これは中3の夏休み明け頃に私が実際に体験した話です。

私には全然霊感はなく、このことが起こっただけで他には何も起きてません。

ある日の夜、いつも通り布団に入って寝ました。しかし何か違和感を感じ、目を開けました。すると自分が何かを右脇に挟んでいることに気づきました。

私の布団の周りにははらぺ〇あおむしのぬいぐるみがあるので、寝相が悪くて挟まったんだなと思って、ぬいぐるみの顔にあたる部分(わかりますか?)を掴んで抜き取ろうとしました。

するとそれはぬいぐるみにしては固く、いびつな形をしていました。その形が指に上手くフィットする形だったので、寝ぼけていた私は左手ではめてみました。

すると私の左手を強く握って来ました。よく見ると、それは青白く光る右手でした。驚いたので手を思い切り振り、やっとのことで振り落としました。

その時はたしかに布団の上に落ち、怖くて5分ほど動けずにいました(金縛りにあっていただけかもしれませんが(笑))。

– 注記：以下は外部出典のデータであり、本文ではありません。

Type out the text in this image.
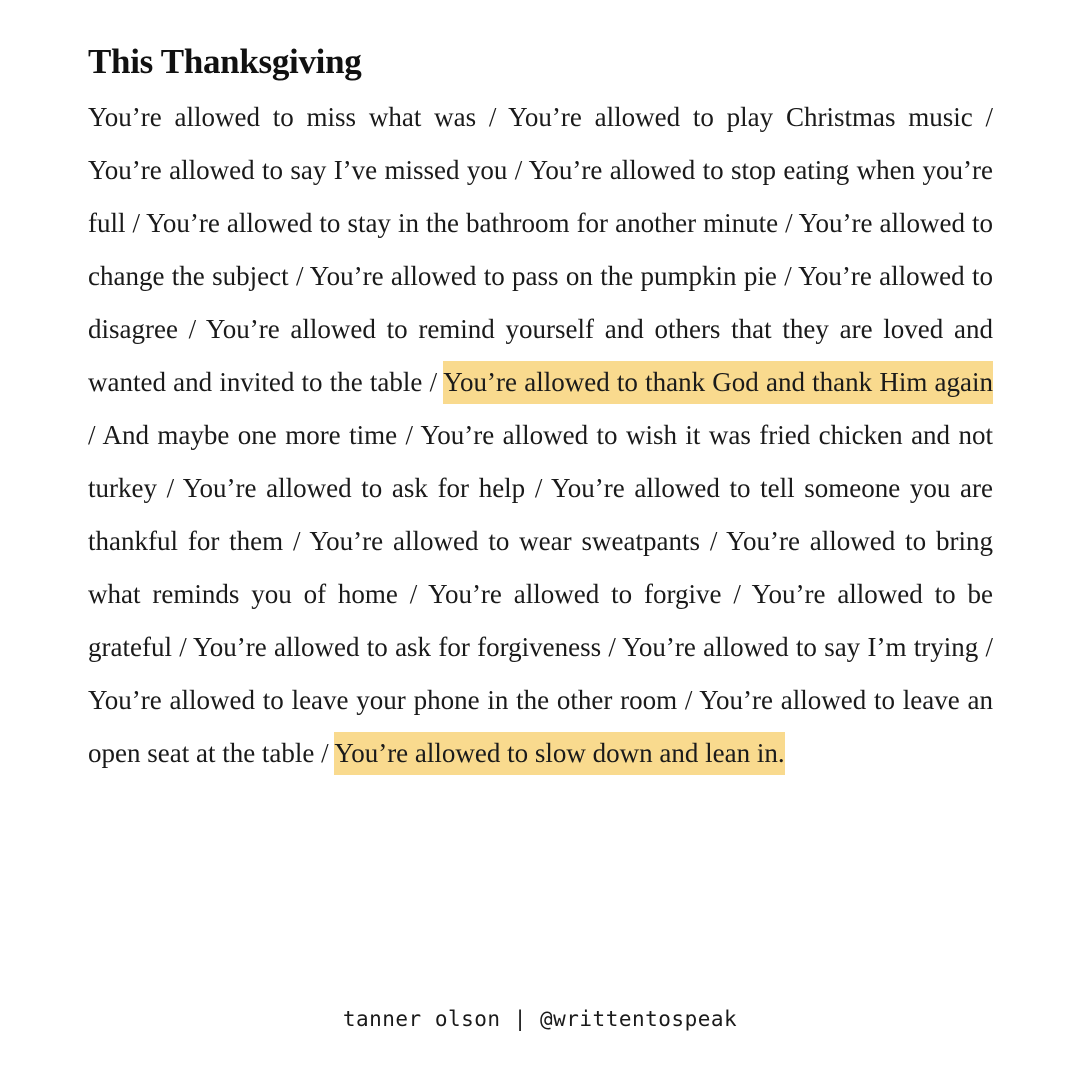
This Thanksgiving

You’re allowed to miss what was / You’re allowed to play Christmas music / You’re allowed to say I’ve missed you / You’re allowed to stop eating when you’re full / You’re allowed to stay in the bathroom for another minute / You’re allowed to change the subject / You’re allowed to pass on the pumpkin pie / You’re allowed to disagree / You’re allowed to remind yourself and others that they are loved and wanted and invited to the table / You’re allowed to thank God and thank Him again / And maybe one more time / You’re allowed to wish it was fried chicken and not turkey / You’re allowed to ask for help / You’re allowed to tell someone you are thankful for them / You’re allowed to wear sweatpants / You’re allowed to bring what reminds you of home / You’re allowed to forgive / You’re allowed to be grateful / You’re allowed to ask for forgiveness / You’re allowed to say I’m trying / You’re allowed to leave your phone in the other room / You’re allowed to leave an open seat at the table / You’re allowed to slow down and lean in.

tanner olson | @writtentospeak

やっとのことで冷静を取り戻した私は、その手があると邪魔で寝れないなどと訳のわからないことを考えて、その手を探しましたがどこにもありません。

まあいっかと思って寝ようと横になると(手に掴まれて格闘しているときに起き上がって戦ってました)、金縛りにあいました。

私は今まで一度も金縛りにあったことがないのですが、この金縛りはヤバイなと直感しました。なぜなら全身が下(布団側)から引きずり込まれていたからです。

腹筋とかめっちゃ使って引きずり込まれず、起き上がることもできない状況の時、右側(机がある方向)からなにやら声が聞こえます。女の声です。

「…して……か…て」

なんて言っているのか分からず、黙って力を入れていたら、だんだん声が大きくなり、やっと聞き取れました。

「返して、返して…」と言っていました。

次の日が学校だということもあって、早く寝たい私は

「なにをだよ」と言ってしまいました。

すると少しの間静かになって、それからその女は

「私の手を早く返して…返して返して返して返して返して返して返せ返せ返せ返せ返せ返せ!」

とさっきまでの声とは打って変わって、すごく大きく、そして低い声で叫びました。

そのとたん力が抜け、私は下へ吸い込まれてしまいました。そして吸い込まれた私がさっきまでいた布団の上を勢いよく探しはじめました。

私はそこで気絶してしまいました。朝、新聞の配達員に起こされました。

そう、私は自分の家の庭に寝ていました。私の布団があるのは2階ですから、いくら寝相がわるくてもありえない場所です。

もちろん家の鍵は開いていないので、親が起きて新聞を取りに外に出るまでは外で待っていたことは言うまでもありませんが

家に入って布団を見に行くと、自分のものとは思えない長い髪の毛が10本ほど落ちていました。